A few weeks ago I booked a little holiday for my birthday; four nights in a Landmark Trust property in Penzance, and I am so relieved that I am well enough now to take this welcome break which starts Monday. I shall post about it when I return. It does mean that the shop will be closed this Thursday 14th February, but Patsy and I will be there on Friday and Saturday. 

Friday, 7 December 2018

Christmas Preparations

 I could quite happily sit and make Christmas wreaths all day long! On Tuesday I went to the woods at Respryn and found the most amazing branches of oak and larch all smothered in gorgeous lichen. Everything soaking wet though,  so my kitchen is now full of twigs drying out. The berries are artificial, but everything else is in the wreath is natural and will last for years.
 (In case you are wondering - I only collect branches/twigs/cones which have fallen on the ground so no trees are damaged)
 For this wreath I cut out oak leaves from gold paper and old documents, and combined them with beads and real acorn cups which have been filled with little felted wool 'acorns'.
 I took some beautiful 'Paperwhite' narcissi down to the shop today and their scent soon filled the air. It's so nice to have something living in amongst the shop display. The bulbs in the glass container are simply placed on top of pebbles which provide an anchor for the roots without the need for soil. The lovely bouquet beside was brought to me by Amanda, so twice the delight!

I hope your Christmas preparations are going well my friends xxx

Saturday, 10 November 2018

 For all those who have died (and continue to die) in war and conflict around the world.

Wednesday, 24 October 2018

Trewyn Studio, St Ives, Home of Barbara Hepworth

Sculptress Dame Barbara Hepworth (1903 -1975) was one of the few women artists of the 20th Century to achieve international prominence. Last week I visited her Trewyn studio in St Ives, now maintained by the Tate.
Downstairs, in what was originally part of her home, cabinets of photographs and other ephemera, and a selection of her wood chisels alongside some half-completed works.

Hepworth's leanings towards the abstract and avant-garde were firmly established by the early 1930's after visits to the Parisian studios of Arp, Brancusi, Mondrian, Braque and Picasso.
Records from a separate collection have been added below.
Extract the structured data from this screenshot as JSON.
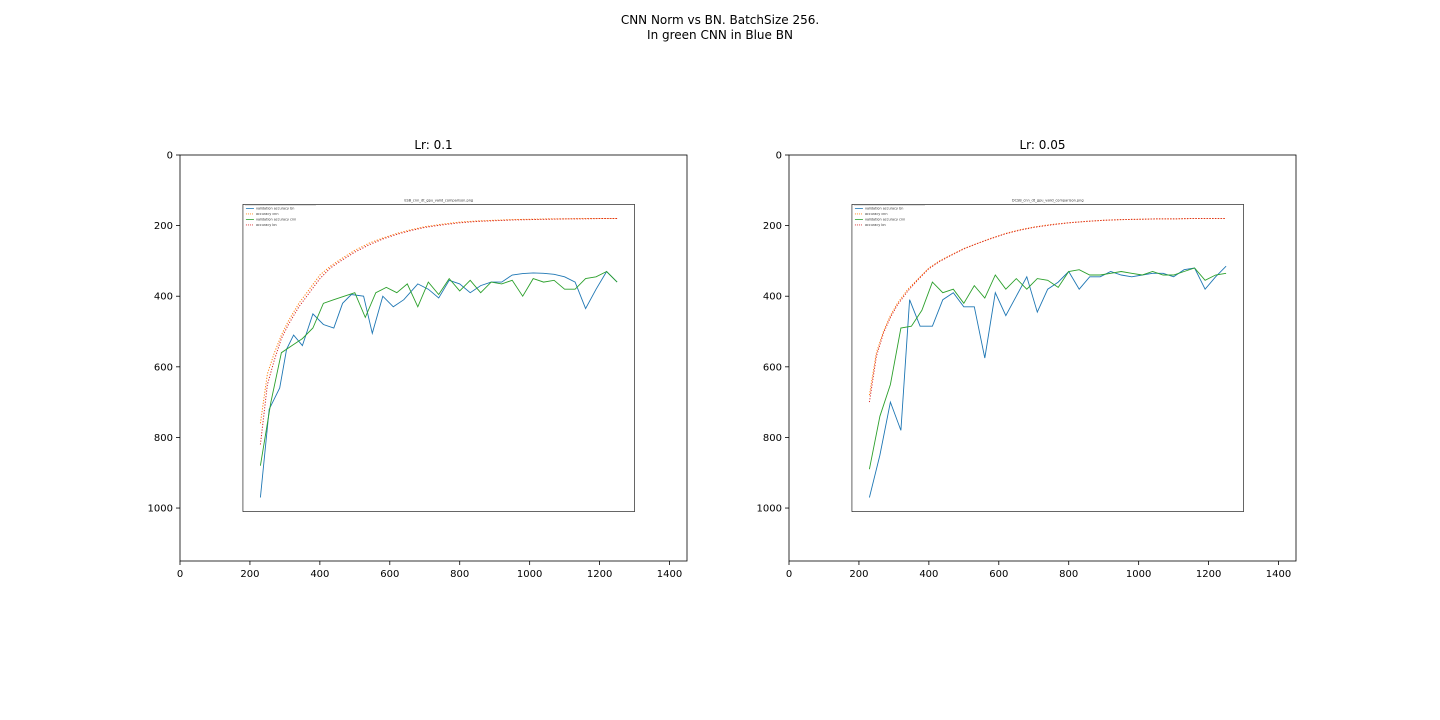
{
  "figure": {
    "suptitle_lines": [
      "CNN Norm vs BN. BatchSize 256.",
      "In green CNN in Blue BN"
    ],
    "colors": {
      "bn": "#1f77b4",
      "cnn": "#2ca02c",
      "orange": "#ff7f0e",
      "red": "#d62728",
      "axes": "#000000"
    }
  },
  "chart_data": [
    {
      "type": "line",
      "title": "Lr: 0.1",
      "xlabel": "",
      "ylabel": "",
      "xlim": [
        0,
        1450
      ],
      "ylim": [
        1150,
        0
      ],
      "xticks": [
        0,
        200,
        400,
        600,
        800,
        1000,
        1200,
        1400
      ],
      "yticks": [
        0,
        200,
        400,
        600,
        800,
        1000
      ],
      "grid": false,
      "embedded_image": {
        "title": "ESB_cnn_dt_gpu_valid_comparison.png",
        "legend": [
          "validation accuracy bn",
          "accuracy cnn",
          "validation accuracy cnn",
          "accuracy bn"
        ],
        "legend_placement": "top-left",
        "frame": {
          "x0": 180,
          "x1": 1300,
          "y0": 140,
          "y1": 1010
        },
        "series": [
          {
            "name": "validation accuracy bn",
            "color": "#1f77b4",
            "style": "solid",
            "x": [
              230,
              255,
              285,
              305,
              325,
              350,
              380,
              410,
              440,
              465,
              490,
              525,
              550,
              580,
              610,
              640,
              680,
              710,
              740,
              770,
              800,
              830,
              860,
              890,
              920,
              950,
              980,
              1010,
              1040,
              1070,
              1100,
              1130,
              1160,
              1190,
              1220,
              1250
            ],
            "y": [
              970,
              720,
              660,
              550,
              510,
              540,
              450,
              480,
              490,
              420,
              395,
              400,
              505,
              400,
              430,
              410,
              365,
              380,
              405,
              355,
              365,
              390,
              370,
              360,
              360,
              340,
              336,
              334,
              335,
              338,
              345,
              360,
              435,
              380,
              330,
              360
            ]
          },
          {
            "name": "validation accuracy cnn",
            "color": "#2ca02c",
            "style": "solid",
            "x": [
              230,
              260,
              290,
              320,
              350,
              380,
              410,
              440,
              470,
              500,
              530,
              560,
              590,
              620,
              650,
              680,
              710,
              740,
              770,
              800,
              830,
              860,
              890,
              920,
              950,
              980,
              1010,
              1040,
              1070,
              1100,
              1130,
              1160,
              1190,
              1220,
              1250
            ],
            "y": [
              880,
              700,
              560,
              540,
              520,
              490,
              420,
              410,
              400,
              390,
              460,
              390,
              375,
              390,
              365,
              430,
              360,
              395,
              350,
              385,
              355,
              390,
              360,
              365,
              355,
              400,
              350,
              360,
              355,
              380,
              380,
              350,
              345,
              330,
              360
            ]
          },
          {
            "name": "accuracy cnn",
            "color": "#ff7f0e",
            "style": "dotted",
            "x": [
              230,
              250,
              270,
              290,
              310,
              340,
              370,
              400,
              430,
              460,
              500,
              540,
              580,
              620,
              660,
              700,
              750,
              800,
              850,
              900,
              950,
              1000,
              1050,
              1100,
              1150,
              1200,
              1250
            ],
            "y": [
              760,
              620,
              560,
              510,
              470,
              420,
              380,
              340,
              315,
              295,
              270,
              250,
              235,
              222,
              212,
              203,
              196,
              190,
              187,
              185,
              183,
              182,
              181,
              181,
              180,
              180,
              180
            ]
          },
          {
            "name": "accuracy bn",
            "color": "#d62728",
            "style": "dotted",
            "x": [
              230,
              250,
              270,
              290,
              310,
              340,
              370,
              400,
              430,
              460,
              500,
              540,
              580,
              620,
              660,
              700,
              750,
              800,
              850,
              900,
              950,
              1000,
              1050,
              1100,
              1150,
              1200,
              1250
            ],
            "y": [
              820,
              650,
              580,
              520,
              480,
              430,
              390,
              350,
              320,
              300,
              275,
              255,
              238,
              225,
              214,
              205,
              198,
              192,
              188,
              186,
              184,
              183,
              182,
              181,
              181,
              180,
              180
            ]
          }
        ]
      }
    },
    {
      "type": "line",
      "title": "Lr: 0.05",
      "xlabel": "",
      "ylabel": "",
      "xlim": [
        0,
        1450
      ],
      "ylim": [
        1150,
        0
      ],
      "xticks": [
        0,
        200,
        400,
        600,
        800,
        1000,
        1200,
        1400
      ],
      "yticks": [
        0,
        200,
        400,
        600,
        800,
        1000
      ],
      "grid": false,
      "embedded_image": {
        "title": "DCSB_cnn_dt_gpu_valid_comparison.png",
        "legend": [
          "validation accuracy bn",
          "accuracy cnn",
          "validation accuracy cnn",
          "accuracy bn"
        ],
        "legend_placement": "top-left",
        "frame": {
          "x0": 180,
          "x1": 1300,
          "y0": 140,
          "y1": 1010
        },
        "series": [
          {
            "name": "validation accuracy bn",
            "color": "#1f77b4",
            "style": "solid",
            "x": [
              230,
              260,
              290,
              320,
              345,
              375,
              410,
              440,
              470,
              500,
              530,
              560,
              590,
              620,
              650,
              680,
              710,
              740,
              770,
              800,
              830,
              860,
              890,
              920,
              950,
              980,
              1010,
              1040,
              1070,
              1100,
              1130,
              1160,
              1190,
              1220,
              1250
            ],
            "y": [
              970,
              850,
              700,
              780,
              410,
              485,
              485,
              410,
              390,
              430,
              430,
              575,
              390,
              455,
              400,
              345,
              445,
              380,
              360,
              330,
              380,
              345,
              345,
              330,
              340,
              345,
              340,
              335,
              335,
              345,
              325,
              320,
              380,
              345,
              315
            ]
          },
          {
            "name": "validation accuracy cnn",
            "color": "#2ca02c",
            "style": "solid",
            "x": [
              230,
              260,
              290,
              320,
              350,
              380,
              410,
              440,
              470,
              500,
              530,
              560,
              590,
              620,
              650,
              680,
              710,
              740,
              770,
              800,
              830,
              860,
              890,
              920,
              950,
              980,
              1010,
              1040,
              1070,
              1100,
              1130,
              1160,
              1190,
              1220,
              1250
            ],
            "y": [
              890,
              740,
              650,
              490,
              485,
              440,
              360,
              390,
              380,
              420,
              370,
              405,
              340,
              380,
              350,
              380,
              350,
              355,
              375,
              330,
              325,
              340,
              340,
              335,
              330,
              335,
              340,
              330,
              340,
              340,
              330,
              320,
              355,
              340,
              335
            ]
          },
          {
            "name": "accuracy cnn",
            "color": "#ff7f0e",
            "style": "dotted",
            "x": [
              230,
              250,
              270,
              290,
              310,
              340,
              370,
              400,
              430,
              460,
              500,
              540,
              580,
              620,
              660,
              700,
              750,
              800,
              850,
              900,
              950,
              1000,
              1050,
              1100,
              1150,
              1200,
              1250
            ],
            "y": [
              680,
              560,
              500,
              455,
              420,
              380,
              350,
              320,
              300,
              285,
              265,
              250,
              235,
              222,
              212,
              204,
              197,
              192,
              188,
              185,
              183,
              182,
              181,
              181,
              180,
              180,
              180
            ]
          },
          {
            "name": "accuracy bn",
            "color": "#d62728",
            "style": "dotted",
            "x": [
              230,
              250,
              270,
              290,
              310,
              340,
              370,
              400,
              430,
              460,
              500,
              540,
              580,
              620,
              660,
              700,
              750,
              800,
              850,
              900,
              950,
              1000,
              1050,
              1100,
              1150,
              1200,
              1250
            ],
            "y": [
              700,
              570,
              505,
              460,
              425,
              385,
              352,
              322,
              302,
              286,
              266,
              250,
              236,
              223,
              213,
              205,
              198,
              192,
              188,
              185,
              183,
              182,
              181,
              181,
              180,
              180,
              180
            ]
          }
        ]
      }
    }
  ]
}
She and her second husband, painter Ben Nicholson, evacuated from London to St. Ives during the war and never left. In 1949 she found and purchased Trewyn Studio, and after divorcing Nicholson two years later it became her permanent home as well as place of work.

 Upstairs, more examples of her sculptures are on display in an airy whitewashed room, with a fireplace at one end, and a doorway out into a garden at the other. I had the place all to myself........
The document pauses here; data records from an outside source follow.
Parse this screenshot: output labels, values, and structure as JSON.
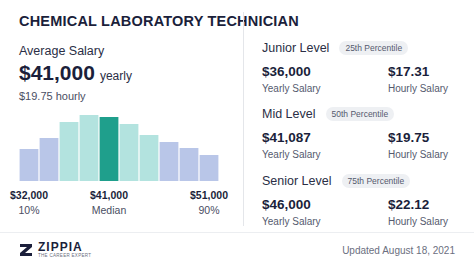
{
  "header": {
    "title": "CHEMICAL LABORATORY TECHNICIAN"
  },
  "average": {
    "label": "Average Salary",
    "yearly": "$41,000",
    "yearly_unit": "yearly",
    "hourly": "$19.75",
    "hourly_unit": "hourly"
  },
  "chart_data": {
    "type": "bar",
    "categories": [
      "$32,000",
      null,
      null,
      null,
      "$41,000",
      null,
      null,
      null,
      null,
      "$51,000"
    ],
    "percentiles": [
      "10%",
      null,
      null,
      null,
      "Median",
      null,
      null,
      null,
      null,
      "90%"
    ],
    "values": [
      32,
      43,
      59,
      66,
      64,
      57,
      46,
      39,
      33,
      26
    ],
    "colors": [
      "#b9c6e8",
      "#b9c6e8",
      "#b3e3df",
      "#b3e3df",
      "#1f9f8c",
      "#b3e3df",
      "#b3e3df",
      "#b9c6e8",
      "#b9c6e8",
      "#b9c6e8"
    ],
    "ylim": [
      0,
      66
    ],
    "grid": false,
    "tick_labels": "x"
  },
  "levels": [
    {
      "name": "Junior Level",
      "percentile": "25th Percentile",
      "yearly": "$36,000",
      "yearly_label": "Yearly Salary",
      "hourly": "$17.31",
      "hourly_label": "Hourly Salary"
    },
    {
      "name": "Mid Level",
      "percentile": "50th Percentile",
      "yearly": "$41,087",
      "yearly_label": "Yearly Salary",
      "hourly": "$19.75",
      "hourly_label": "Hourly Salary"
    },
    {
      "name": "Senior Level",
      "percentile": "75th Percentile",
      "yearly": "$46,000",
      "yearly_label": "Yearly Salary",
      "hourly": "$22.12",
      "hourly_label": "Hourly Salary"
    }
  ],
  "footer": {
    "brand": "ZIPPIA",
    "tagline": "THE CAREER EXPERT",
    "updated": "Updated August 18, 2021"
  }
}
Tragically Barbara Hepworth died here in a horrific house fire on 20th May 1975.

 At one end of the garden, two whitewashed studios, and a yard full of rough cut and prepared marble blocks. One feels as though Barbara Hepworth has just popped down to the harbour for a breath of sea air and will return any moment to continue her labours, for everything has been left in its place as it was at the time of her death.

 In a conservatory, potted cacti and succulents....
A place to sit and think, or to entertain friends on a balmy summer's evening.
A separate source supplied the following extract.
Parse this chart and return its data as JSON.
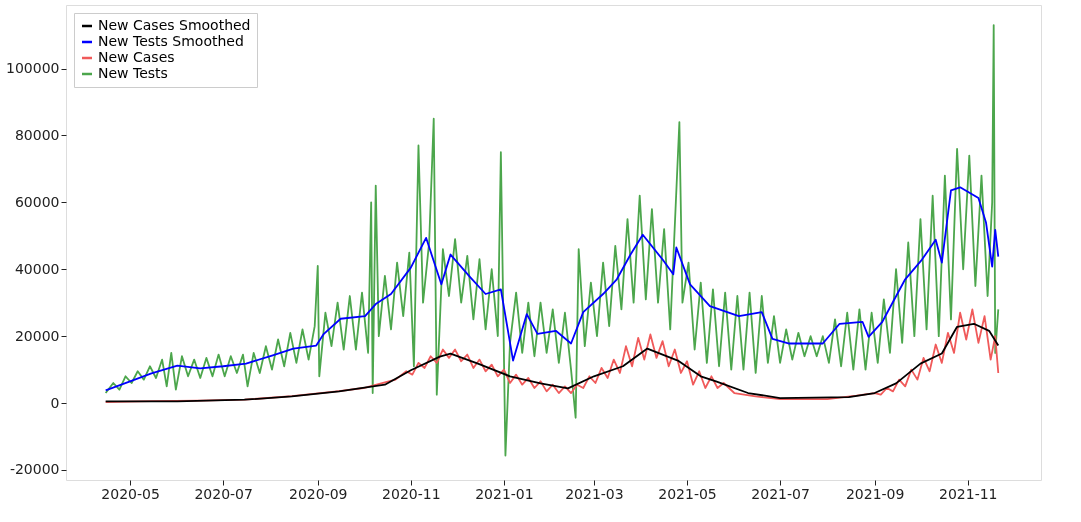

 From the road below Trewyn all you see are high stone walls, no hint of the giant, imposing bronze and stone sculptures nestled amongst the lush greenery of her beloved garden.

 This was a place of serenity sheltered from the westerly gales where Barbara could work in total privacy, yet only be a short stroll from the harbour and the sea, her friends, and all of life in St. Ives. This was truly where she felt at home.
Every sculpture has at least one hole through which you catch glimpses of the rest of the garden; three-dimensional picture frames, which as you walk around, open up new vistas to the eye. This is sculpture that you can interact with as well as admire.

Down the back staircase, a few potted plants and a couple of rounded pebbles. Simple. Beautiful.
Such an intimate and personal museum. I highly recommend.